Anthropomorphism

Have you ever looked into a dog’s eyes and reflected on how noble, loyal and selfless this animal is. Or maybe you’ve watched a cat stalking along the side of the road and thought to yourself that this is a beast that is independent, proud and sometimes downright disdainful. If so – you are guilty of anthropomorphism. In other words, you have attributed human characteristics to non-human beings.

Don’t worry – you’re in good company. George Orwell did it when he wrote Animal Farm; Elwyn Brooks “E. B.” White had a stab with Charlotte’s Web and as for Walt Disney – heck, he built his whole career on it.

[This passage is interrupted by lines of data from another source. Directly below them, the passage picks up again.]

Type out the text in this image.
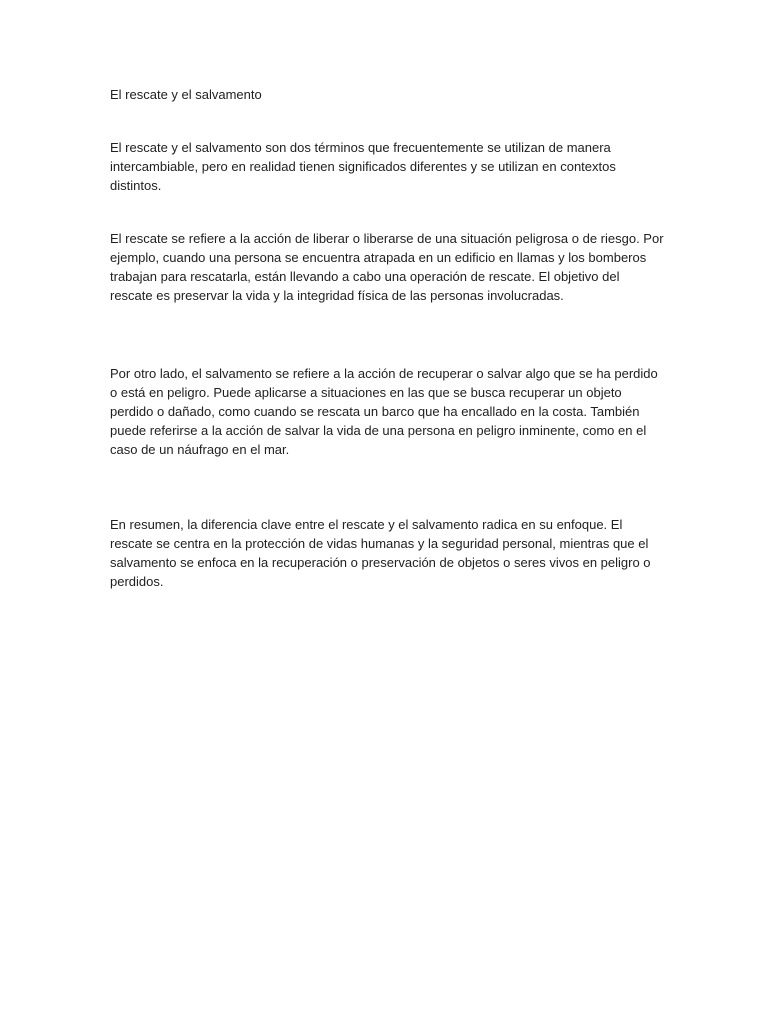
El rescate y el salvamento

El rescate y el salvamento son dos términos que frecuentemente se utilizan de manera intercambiable, pero en realidad tienen significados diferentes y se utilizan en contextos distintos.

El rescate se refiere a la acción de liberar o liberarse de una situación peligrosa o de riesgo. Por ejemplo, cuando una persona se encuentra atrapada en un edificio en llamas y los bomberos trabajan para rescatarla, están llevando a cabo una operación de rescate. El objetivo del rescate es preservar la vida y la integridad física de las personas involucradas.

Por otro lado, el salvamento se refiere a la acción de recuperar o salvar algo que se ha perdido o está en peligro. Puede aplicarse a situaciones en las que se busca recuperar un objeto perdido o dañado, como cuando se rescata un barco que ha encallado en la costa. También puede referirse a la acción de salvar la vida de una persona en peligro inminente, como en el caso de un náufrago en el mar.

En resumen, la diferencia clave entre el rescate y el salvamento radica en su enfoque. El rescate se centra en la protección de vidas humanas y la seguridad personal, mientras que el salvamento se enfoca en la recuperación o preservación de objetos o seres vivos en peligro o perdidos.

Fancy having a go yourself? Well here are seven easy-to-follow steps to get you started:

  • Think about what kind of story you are writing. If it is realistic fiction, you might not want to include a talking marmot with an eye patch, but if this is fantasy, then you need to make sure that your animals are interesting. Don’t just steal from another book – be creative! Build your juggling spider plant as carefully as you would any human character.
  • Start with a gender, a name and a personality, but step waaaay outside the box. Calling your dog Rover doesn’t go far enough – try ‘Martin Lander’ (think about it). Why stick to the three main genders – mix and match baby! Then tack on some character traits – but again, create, create, create. Anyone for a rabid rabbit with mauve moccasins and a penchant for pickled pigskin panties! Been done? Well, keep thinking then!
  • Where are your characters going to reside? Is he a snake with learning difficulties living in your wardrobe. Is she a naughty bookmark who insists on moving between the pages of your book when you’re not looking? Are they a pair of bookends living in a box in Kmart with a sarcastic bent and a love of hip-hop that surpasses all reason? Or not. You decide.
  • What will be the character’s role in your book? Bit part butterfly with a longing for space travel or major-league Mesopotamian rattle-snake who falls in love with an elephant’s trunk only to find that … well, like I say – you decide, but be thoughtful and sensitive about it; after all – rattlesnakes have feelings too!
  • Choose a good look for your hero and an even better one for your villain! Cats in skin tight rubber trousers, moles in wellington boots with cut-off toes, penguins in body-armour, Kaley Cuoco in … well, anything really. You choose – you’re the boss – the more unusual the better.
  • Think carefully about how your character sees the world. A cup of tea may not like to be drunk as much as a gorilla with abandonment issues might. A rubber tree might not know what to call the things around it because it may not have the same kind of mind as humans do. Make up plausible alternatives that your paranoid iguana might use to replace terms that humans use (boomerangs, stars, smartphones etc.) When you do this – be very, very, VERY imaginative, yet at the same time try to make it clear to your reader what’s going down.
  • Share your creations with an appreciative audience. Maybe join a friendly forum? Maybe you’re already part of one. Hey – wait a minute – here you are! Tell us about your talking pyjama cord and we promise to laugh!

Oh, and did I mention that you should be creative whilst doing this? Well if you can’t manage to be – promise yourself that you’ll have a lorra, lorra fun on the way.